SPRINGFIELD – A report due today on Illinois’ fiscal crisis is heavy on definition but light on recommendations for repair, one of its authors said Tuesday.
An offshoot of a national report released in July that was headed by former Federal Reserve Chairman Paul Volcker and former New York Lt. Gov. Richard Ravitch, the Illinois edition of the State Budget Crisis Task Force aims to drive home how big of a hole Illinois has dug itself, according to Richard Dye.
“It spends a lot of time talking about the magnitude of the problem, which is huge – somebody’s ox is going to be gored, or oxen,” said Dye, an economist with the University of Illinois’ Institute of Government and Public Affairs.
“Rather than weighing in on the tough choices and focusing people’s attention on specific cuts that we might recommend, we stayed out of that,” Dye said. “That’s the big thing: Something’s got to be done and sooner rather than later.”
The report, to be released in Chicago, lays out in detail what many already know: Illinois is $9 billion behind on its bills.
Its pension systems are underfunded by $85 billion to more than $90 billion, depending on the source. Medicaid health care costs are eating bigger parts of the state budget every year.
While the task force doesn’t make specific recommendations, it points out some weaknesses in the state’s funding mechanism. Illinois doesn’t charge sales taxes on services such as a haircut or eyeglass-fitting, and retiree income isn’t taxed.
Both are straightforward ways to increase revenue, Dye said, noting the potentially explosive political fallout of those options.
The task force is trying to “make sure people understand all the consequences of the current course of action; Illinois’ budget is not fiscally sustainable,” Ravitch said in a prepared statement. “Despite recent progress and difficult choices, it is still in a deep hole.”
Focusing heavily on the underfunded pensions and Medicaid’s budget bite, the report then turns its attention to better planning, or, in the words of the task force, developing a “fiscal tool kit,” Dye said. Those suggestions revolve around multiyear economic planning to keep from compiling yearly budgets in reaction to fiscal trends and developing a meaningful “Rainy Day” fund that is untouched in good times but can be used to maintain services in a downturn.
Abdon Pallasch, spokesman for Gov.
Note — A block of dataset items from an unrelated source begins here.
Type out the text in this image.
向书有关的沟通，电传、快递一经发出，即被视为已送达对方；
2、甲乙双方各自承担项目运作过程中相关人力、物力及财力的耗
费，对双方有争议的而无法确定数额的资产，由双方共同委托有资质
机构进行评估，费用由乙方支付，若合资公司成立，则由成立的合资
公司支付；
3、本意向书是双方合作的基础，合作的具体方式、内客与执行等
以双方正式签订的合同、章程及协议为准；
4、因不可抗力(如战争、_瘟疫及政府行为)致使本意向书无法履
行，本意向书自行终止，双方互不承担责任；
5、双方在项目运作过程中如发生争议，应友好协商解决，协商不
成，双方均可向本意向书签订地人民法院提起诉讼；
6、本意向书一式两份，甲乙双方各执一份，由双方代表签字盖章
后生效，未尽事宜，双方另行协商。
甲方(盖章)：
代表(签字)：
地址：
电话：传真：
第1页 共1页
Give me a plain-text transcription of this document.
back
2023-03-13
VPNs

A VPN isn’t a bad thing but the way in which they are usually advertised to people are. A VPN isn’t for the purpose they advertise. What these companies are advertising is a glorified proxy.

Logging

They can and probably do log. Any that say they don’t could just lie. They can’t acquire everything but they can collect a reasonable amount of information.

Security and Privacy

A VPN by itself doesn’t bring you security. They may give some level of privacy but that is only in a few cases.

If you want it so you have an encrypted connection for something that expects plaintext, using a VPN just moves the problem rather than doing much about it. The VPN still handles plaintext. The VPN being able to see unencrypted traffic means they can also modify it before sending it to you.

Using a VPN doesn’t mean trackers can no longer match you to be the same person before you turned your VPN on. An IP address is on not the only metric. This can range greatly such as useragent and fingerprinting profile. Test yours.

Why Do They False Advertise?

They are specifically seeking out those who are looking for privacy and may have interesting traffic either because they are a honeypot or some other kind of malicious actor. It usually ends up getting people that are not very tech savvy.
Pat Quinn, said the report is “a comprehensive look at all the budget problems facing Illinois – problems Gov. Quinn has been busy tackling since the day he came into office.”
Among other things, Quinn pushed through a 67 percent income tax increase, and the national report noted the $2.3 billion Medicaid-cut plan the Legislature adopted last spring, which he wanted.
Pallasch said the Democrat welcomes all suggestions in facing down “the budget problems that were created over decades of fiscal mismanagement by previous governors and legislatures.”